Even worse the technological fix is a way of thinking about climate change removed from its causes.  This thinking – that the problem is climate change and not corporate capitalism – means that devastation of land, water, species, air, life is ok as long as we ‘solve’ the problem of climate emissions.  The IPCC endorsement of bioenergy with carbon capture and storage (BECCS) is a classic example.  In order for BECCS to have any hope of addressing CO2 emissions at necessary scales, vast areas of arable land would be needed to grow the biomass intended for burning and subsequent CO2 capture.  Who would be surprised if that land was taken from countries where land grabbing is already rife? And who would be surprised that these countries tend to be the poorest – and lowest emitting countries?

The problem is much broader than climate.

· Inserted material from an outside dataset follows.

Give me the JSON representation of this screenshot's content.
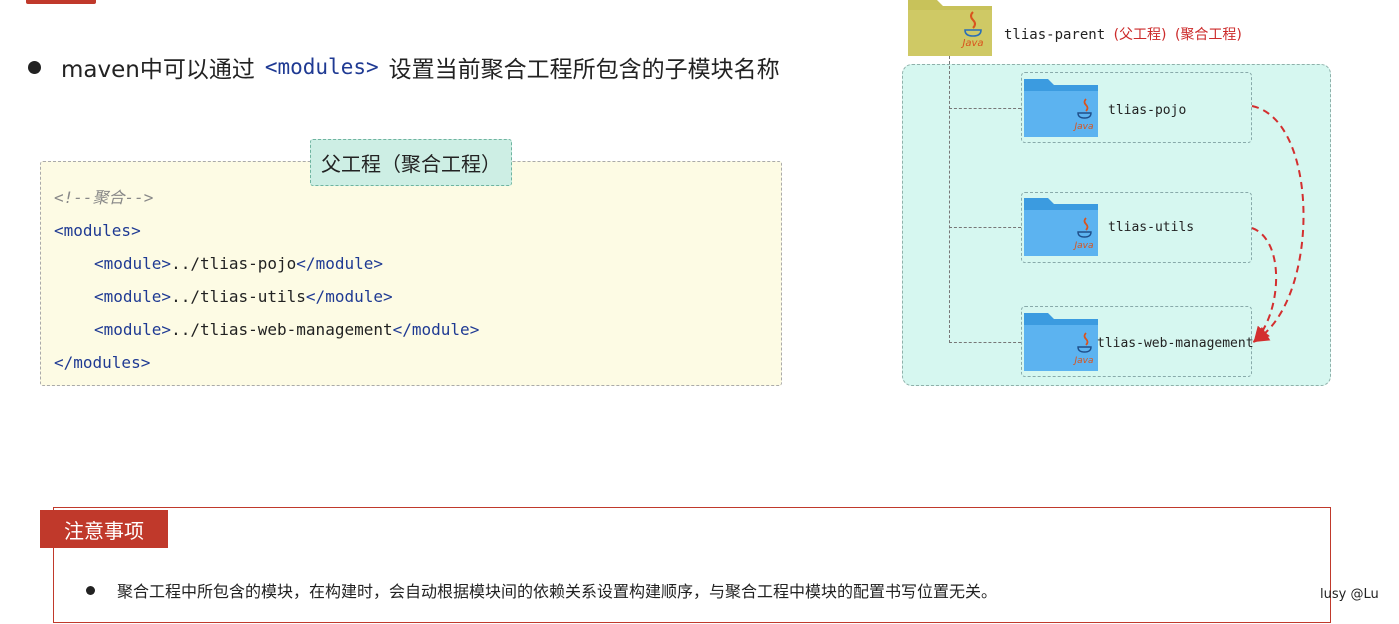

We cannot continue to have a social and economic system predicated on endless growth and exploitation for multiple non-climate reasons. The current rate of extinctions of species with which we share the planet is not a climate issue, but is a direct result of the same drivers. The deterioration of life support systems – such as soil and water – is not caused by climate change even though climate change will undoubtedly exacerbate these problems.

But these problems, long ignored by the corporate and political class, have been increasingly ignored by the environment movement because it is not campaigning to destroy corporate capitalism but to reduce emissions. Until we shift the debate to causes rather than symptoms, techno-utopianism will continue. When we begin to talk about eliminating the causes of climate change there are no techno fixes or easy solutions.

The influence of the fossil fuel industry on this debate seems obvious. Prevent strong action on climate by any means necessary, including buying resistance; then push on the political class – already convinced that strong action is too damaging or hard or expensive – to invest public money in technologies that will further benefit corporate interests.

As geoengineering or climate intervention strategies gain credibility, the prospects of effective mitigation and removing the causes of climate change both diminish even further.
Unfortunately, it is the tentative support for climate interventions in the NAS reports that will matter most.

Jeremy Tager is a campaigner with Friends of the Earth’s Emerging Tech Project.